9. What are the differences between GPS and the Beidou satellite locating system?
The most eye-catching difference between GPS and the Beidou satellite locating system is that GPS has not been equipped with the function of sending and receiving short text communication while the Beidou satellite locating system supports the function of sending and receiving short text communication. However, it is vital to note that cell phones generally cannot support the function of sending and gathering texts of the Beidou satellite locating system for the reason that the locating chip on the cell phones can only support obtaining locating information from satellites.
GPS utilizes a dual-frequency signal. However, the Beidou satellite locating system makes use of a triple-frequency signal. Theoretically speaking, GPS has comparable locating precision globally while the locating precision of the Beidou satellite system is specially strengthened for China and its surrounding areas.
GPS has been equipped with 32 satellites. The more satellites there are, the more redundant data will be obtained, the more reliable the data will be, and the smaller the DOP value will be. Right now, the Beidou satellite locating system has been only equipped with sixteen satellites. The more satellites will be, the more observation data will be acquired, and the more evitable the precision will be enhanced.

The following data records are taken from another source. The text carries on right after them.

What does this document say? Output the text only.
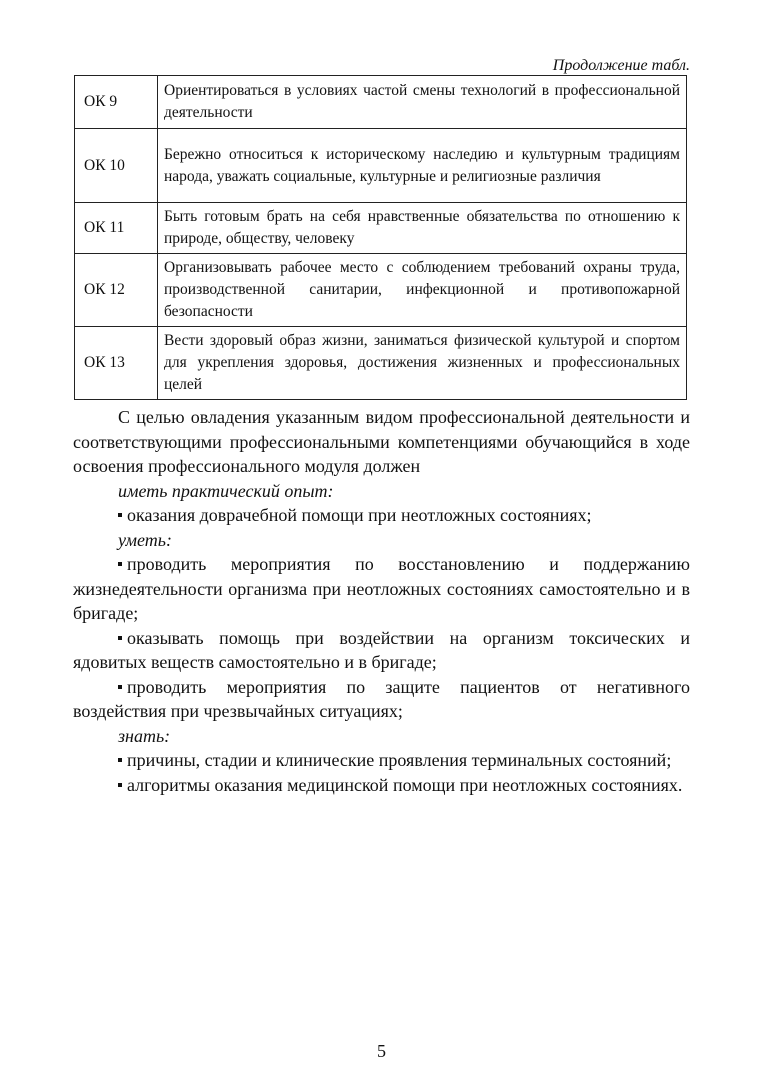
Продолжение табл.
ОК 9	Ориентироваться в условиях частой смены технологий в профессиональной деятельности
ОК 10	Бережно относиться к историческому наследию и культурным традициям народа, уважать социальные, культурные и религиозные различия
ОК 11	Быть готовым брать на себя нравственные обязательства по отношению к природе, обществу, человеку
ОК 12	Организовывать рабочее место с соблюдением требований охраны труда, производственной санитарии, инфекционной и противопожарной безопасности
ОК 13	Вести здоровый образ жизни, заниматься физической культурой и спортом для укрепления здоровья, достижения жизненных и профессиональных целей

С целью овладения указанным видом профессиональной деятельности и соответствующими профессиональными компетенциями обучающийся в ходе освоения профессионального модуля должен

иметь практический опыт:

оказания доврачебной помощи при неотложных состояниях;

уметь:

проводить мероприятия по восстановлению и поддержанию жизнедеятельности организма при неотложных состояниях самостоятельно и в бригаде;

оказывать помощь при воздействии на организм токсических и ядовитых веществ самостоятельно и в бригаде;

проводить мероприятия по защите пациентов от негативного воздействия при чрезвычайных ситуациях;

знать:

причины, стадии и клинические проявления терминальных состояний;

алгоритмы оказания медицинской помощи при неотложных состояниях.

5
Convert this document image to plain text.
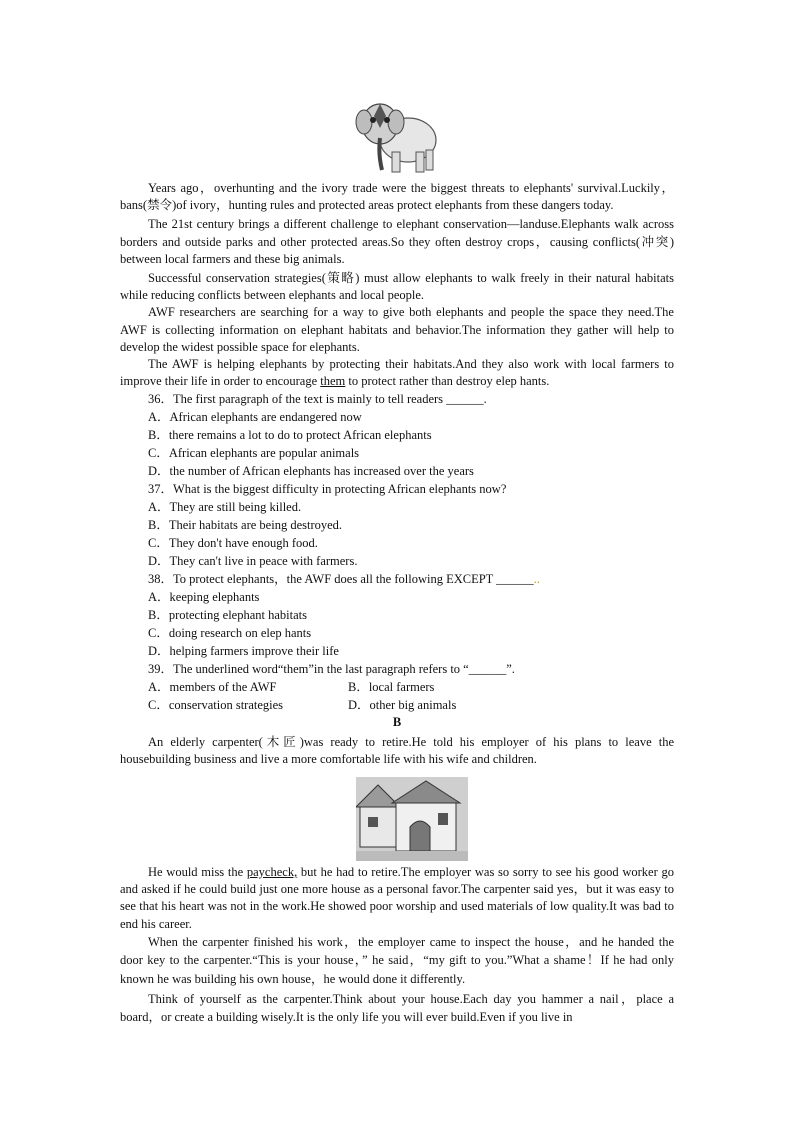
Years ago，overhunting and the ivory trade were the biggest threats to elephants' survival.Luckily，bans(禁令)of ivory，hunting rules and protected areas protect elephants from these dangers today.

The 21st century brings a different challenge to elephant conservation—landuse.Elephants walk across borders and outside parks and other protected areas.So they often destroy crops，causing conflicts(冲突) between local farmers and these big animals.

Successful conservation strategies(策略) must allow elephants to walk freely in their natural habitats while reducing conflicts between elephants and local people.

AWF researchers are searching for a way to give both elephants and people the space they need.The AWF is collecting information on elephant habitats and behavior.The information they gather will help to develop the widest possible space for elephants.

The AWF is helping elephants by protecting their habitats.And they also work with local farmers to improve their life in order to encourage them to protect rather than destroy elep hants.

36．The first paragraph of the text is mainly to tell readers ______.

A．African elephants are endangered now

B．there remains a lot to do to protect African elephants

C．African elephants are popular animals

D．the number of African elephants has increased over the years

37．What is the biggest difficulty in protecting African elephants now?

A．They are still being killed.

B．Their habitats are being destroyed.

C．They don't have enough food.

D．They can't live in peace with farmers.

38．To protect elephants，the AWF does all the following EXCEPT ______..

A．keeping elephants

B．protecting elephant habitats

C．doing research on elep hants

D．helping farmers improve their life

39．The underlined word“them”in the last paragraph refers to “______”.

A．members of the AWF	B．local farmers

C．conservation strategies	D．other big animals

B

An elderly carpenter(木匠)was ready to retire.He told his employer of his plans to leave the housebuilding business and live a more comfortable life with his wife and children.

He would miss the paycheck, but he had to retire.The employer was so sorry to see his good worker go and asked if he could build just one more house as a personal favor.The carpenter said yes，but it was easy to see that his heart was not in the work.He showed poor worship and used materials of low quality.It was bad to end his career.

When the carpenter finished his work，the employer came to inspect the house，and he handed the door key to the carpenter.“This is your house，” he said，“my gift to you.”What a shame！If he had only known he was building his own house，he would done it differently.

Think of yourself as the carpenter.Think about your house.Each day you hammer a nail，place a board，or create a building wisely.It is the only life you will ever build.Even if you live in
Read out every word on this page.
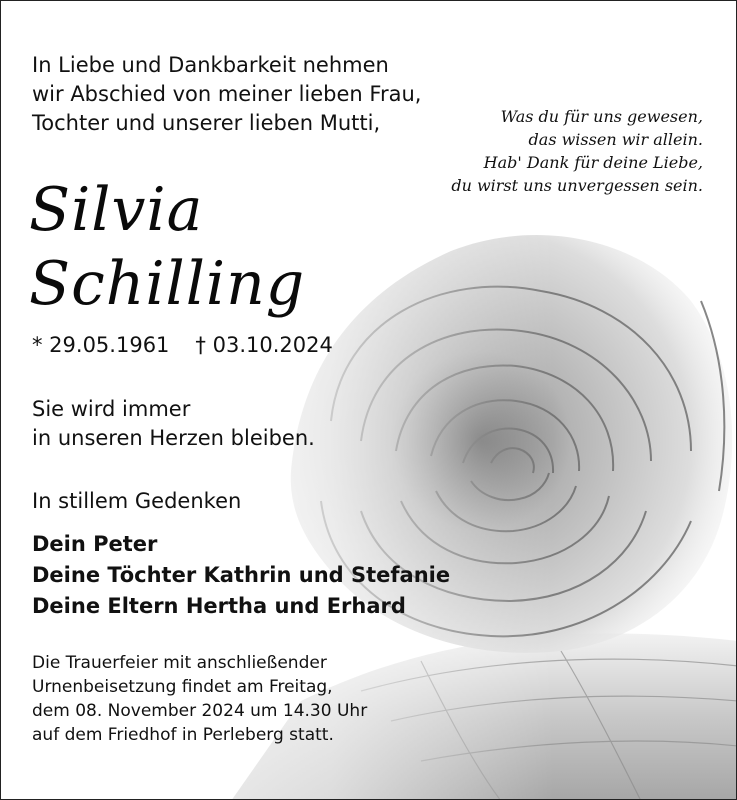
In Liebe und Dankbarkeit nehmen
wir Abschied von meiner lieben Frau,
Tochter und unserer lieben Mutti,	Was du für uns gewesen,
das wissen wir allein.
Hab' Dank für deine Liebe,
du wirst uns unvergessen sein.
Silvia
Schilling
* 29.05.1961 † 03.10.2024
Sie wird immer
in unseren Herzen bleiben.
In stillem Gedenken
Dein Peter
Deine Töchter Kathrin und Stefanie
Deine Eltern Hertha und Erhard
Die Trauerfeier mit anschließender
Urnenbeisetzung findet am Freitag,
dem 08. November 2024 um 14.30 Uhr
auf dem Friedhof in Perleberg statt.
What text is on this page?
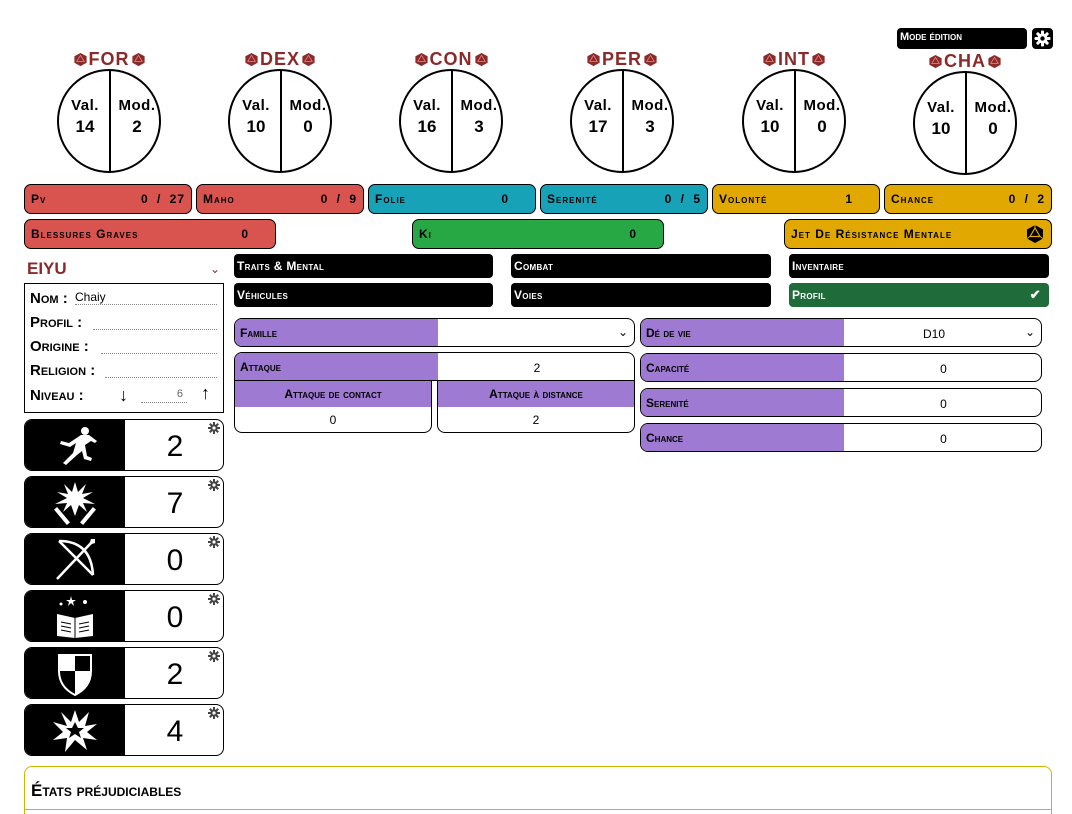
Mode édition
FOR
Val.	Mod.
14	2
DEX
Val.	Mod.
10	0
CON
Val.	Mod.
16	3
PER
Val.	Mod.
17	3
INT
Val.	Mod.
10	0
CHA
Val.	Mod.
10	0
Pv	0 / 27 Maho	0 / 9 Folie	0	Serenité	0 / 5 Volonté	1	Chance	0 / 2
Blessures Graves	0	Ki	0	Jet De Résistance Mentale
EIYU	⌄
Nom : Chaiy
Profil :
Origine :
Religion :
Niveau : ↓	6 ↑
2
7
0
0
2
4
Traits & Mental	Combat	Inventaire
Véhicules	Voies	Profil	✔
Famille	⌄
Attaque	2
Attaque de contact
0
Attaque à distance
2
Dé de vie	D10	⌄
Capacité	0
Serenité	0
Chance	0
États préjudiciables
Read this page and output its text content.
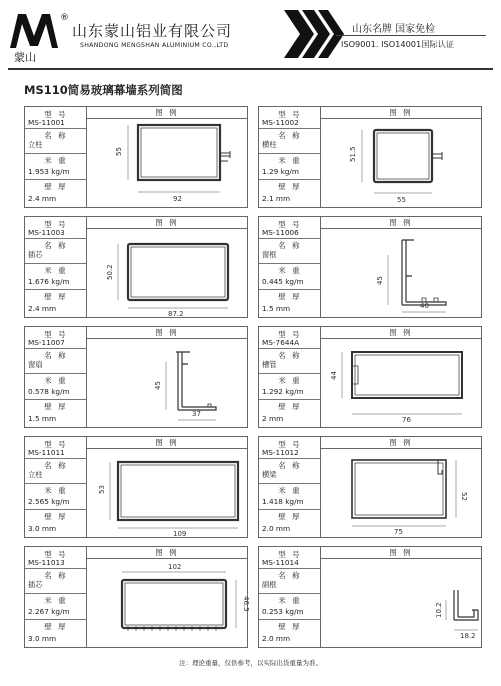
蒙山
®
山东蒙山铝业有限公司
SHANDONG MENGSHAN ALUMINIUM CO.,LTD
山东名牌 国家免检
ISO9001. ISO14001国际认证
MS110简易玻璃幕墙系列简图
型 号
MS-11001
名 称
立柱
米 重
1.953 kg/m
壁 厚
2.4 mm
图 例
55
92
型 号
MS-11002
名 称
横柱
米 重
1.29 kg/m
壁 厚
2.1 mm
图 例
51.5
55
型 号
MS-11003
名 称
插芯
米 重
1.676 kg/m
壁 厚
2.4 mm
图 例
50.2
87.2
型 号
MS-11006
名 称
窗框
米 重
0.445 kg/m
壁 厚
1.5 mm
图 例
45
40
型 号
MS-11007
名 称
窗扇
米 重
0.578 kg/m
壁 厚
1.5 mm
图 例
45
37
型 号
MS-7644A
名 称
槽管
米 重
1.292 kg/m
壁 厚
2 mm
图 例
44
76
型 号
MS-11011
名 称
立柱
米 重
2.565 kg/m
壁 厚
3.0 mm
图 例
53
109
型 号
MS-11012
名 称
横梁
米 重
1.418 kg/m
壁 厚
2.0 mm
图 例
52
75
型 号
MS-11013
名 称
插芯
米 重
2.267 kg/m
壁 厚
3.0 mm
图 例
102
46.5
型 号
MS-11014
名 称
副框
米 重
0.253 kg/m
壁 厚
2.0 mm
图 例
10.2
18.2
注：理论重量，仅供参考，以实际出货重量为准。
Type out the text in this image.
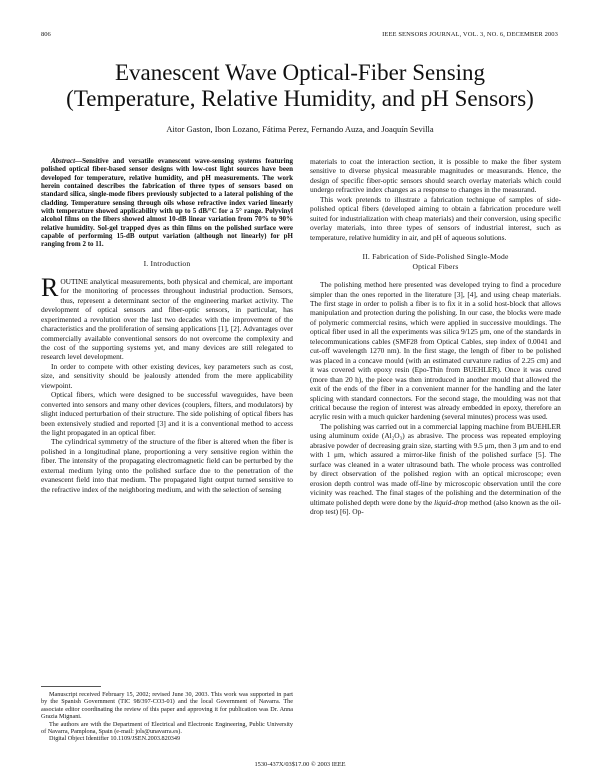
806	IEEE SENSORS JOURNAL, VOL. 3, NO. 6, DECEMBER 2003
Evanescent Wave Optical-Fiber Sensing
(Temperature, Relative Humidity, and pH Sensors)
Aitor Gaston, Ibon Lozano, Fátima Perez, Fernando Auza, and Joaquín Sevilla

Abstract—Sensitive and versatile evanescent wave-sensing systems featuring polished optical fiber-based sensor designs with low-cost light sources have been developed for temperature, relative humidity, and pH measurements. The work herein contained describes the fabrication of three types of sensors based on standard silica, single-mode fibers previously subjected to a lateral polishing of the cladding. Temperature sensing through oils whose refractive index varied linearly with temperature showed applicability with up to 5 dB/°C for a 5° range. Polyvinyl alcohol films on the fibers showed almost 10-dB linear variation from 70% to 90% relative humidity. Sol-gel trapped dyes as thin films on the polished surface were capable of performing 15-dB output variation (although not linearly) for pH ranging from 2 to 11.

I. Introduction

ROUTINE analytical measurements, both physical and chemical, are important for the monitoring of processes throughout industrial production. Sensors, thus, represent a determinant sector of the engineering market activity. The development of optical sensors and fiber-optic sensors, in particular, has experimented a revolution over the last two decades with the improvement of the characteristics and the proliferation of sensing applications [1], [2]. Advantages over commercially available conventional sensors do not overcome the complexity and the cost of the supporting systems yet, and many devices are still relegated to research level development.

In order to compete with other existing devices, key parameters such as cost, size, and sensitivity should be jealously attended from the mere applicability viewpoint.

Optical fibers, which were designed to be successful waveguides, have been converted into sensors and many other devices (couplers, filters, and modulators) by slight induced perturbation of their structure. The side polishing of optical fibers has been extensively studied and reported [3] and it is a conventional method to access the light propagated in an optical fiber.

The cylindrical symmetry of the structure of the fiber is altered when the fiber is polished in a longitudinal plane, proportioning a very sensitive region within the fiber. The intensity of the propagating electromagnetic field can be perturbed by the external medium lying onto the polished surface due to the penetration of the evanescent field into that medium. The propagated light output turned sensitive to the refractive index of the neighboring medium, and with the selection of sensing

Manuscript received February 15, 2002; revised June 30, 2003. This work was supported in part by the Spanish Government (TIC 98/397-CO3-01) and the local Government of Navarra. The associate editor coordinating the review of this paper and approving it for publication was Dr. Anna Grazia Mignani.

The authors are with the Department of Electrical and Electronic Engineering, Public University of Navarra, Pamplona, Spain (e-mail: jols@unavarra.es).

Digital Object Identifier 10.1109/JSEN.2003.820349

materials to coat the interaction section, it is possible to make the fiber system sensitive to diverse physical measurable magnitudes or measurands. Hence, the design of specific fiber-optic sensors should search overlay materials which could undergo refractive index changes as a response to changes in the measurand.

This work pretends to illustrate a fabrication technique of samples of side-polished optical fibers (developed aiming to obtain a fabrication procedure well suited for industrialization with cheap materials) and their conversion, using specific overlay materials, into three types of sensors of industrial interest, such as temperature, relative humidity in air, and pH of aqueous solutions.

II. Fabrication of Side-Polished Single-Mode
Optical Fibers

The polishing method here presented was developed trying to find a procedure simpler than the ones reported in the literature [3], [4], and using cheap materials. The first stage in order to polish a fiber is to fix it in a solid host-block that allows manipulation and protection during the polishing. In our case, the blocks were made of polymeric commercial resins, which were applied in successive mouldings. The optical fiber used in all the experiments was silica 9/125 μm, one of the standards in telecommunications cables (SMF28 from Optical Cables, step index of 0.0041 and cut-off wavelength 1270 nm). In the first stage, the length of fiber to be polished was placed in a concave mould (with an estimated curvature radius of 2.25 cm) and it was covered with epoxy resin (Epo-Thin from BUEHLER). Once it was cured (more than 20 h), the piece was then introduced in another mould that allowed the exit of the ends of the fiber in a convenient manner for the handling and the later splicing with standard connectors. For the second stage, the moulding was not that critical because the region of interest was already embedded in epoxy, therefore an acrylic resin with a much quicker hardening (several minutes) process was used.

The polishing was carried out in a commercial lapping machine from BUEHLER using aluminum oxide (Al₂O₃) as abrasive. The process was repeated employing abrasive powder of decreasing grain size, starting with 9.5 μm, then 3 μm and to end with 1 μm, which assured a mirror-like finish of the polished surface [5]. The surface was cleaned in a water ultrasound bath. The whole process was controlled by direct observation of the polished region with an optical microscope; even erosion depth control was made off-line by microscopic observation until the core vicinity was reached. The final stages of the polishing and the determination of the ultimate polished depth were done by the liquid-drop method (also known as the oil-drop test) [6]. Op-

1530-437X/03$17.00 © 2003 IEEE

GPS is one-way oriented, which means that the receiver can only gather the location signals and only know where you are. On the contrary, the Beidou satellite locating system is two-way oriented, meaning that the system is able to transfer your position to your friends to let your friends know where you are while also receiving signals. In general, GPS and the Beidou satellite locating system both function as navigation and locating systems but they make use of distinctive locating technologies and therefore have different locating ranges. The Beidou navigation system is expected to be equipped with global locating and navigation functions by 2020. However, GPS is an all-weather locating system that covers areas around the world.
10. The History as well as Development of the Global Positioning System
The predecessor of GPS was a meridian satellite locating system researched and developed by the U.S. Army in 1958. The system worked with a network of five to six satellites that circled the Earth up to 13 times per day. However, it could not provide altitude information and was not as accurate as it could be in terms of locating precision.
GPS originated from a U.S. military project that started in 1958 and was put into use in 1964. The U.S. Army, Navy and Air Force departments jointly invented a new generation of the satellite locating system, also named the Global Positioning System in the 1970s.
The major intention of the design of GPS is to provide real-time, all-weather worldwide navigation services for the 3 main areas including the land, sea and air. It is utilized for some military intentions such as INTEL collection, the monitoring of nuclear explosions and emergency communications. With more than twenty years of research and experiments as well as with the cost of $30 billion, a constellation of 24 GPS satellites had been laid out by 1994, with global coverage of 98%. Global Positioning System carries another definition in the mechanical field, that is, Geometrical Product Specifications – GPS for short.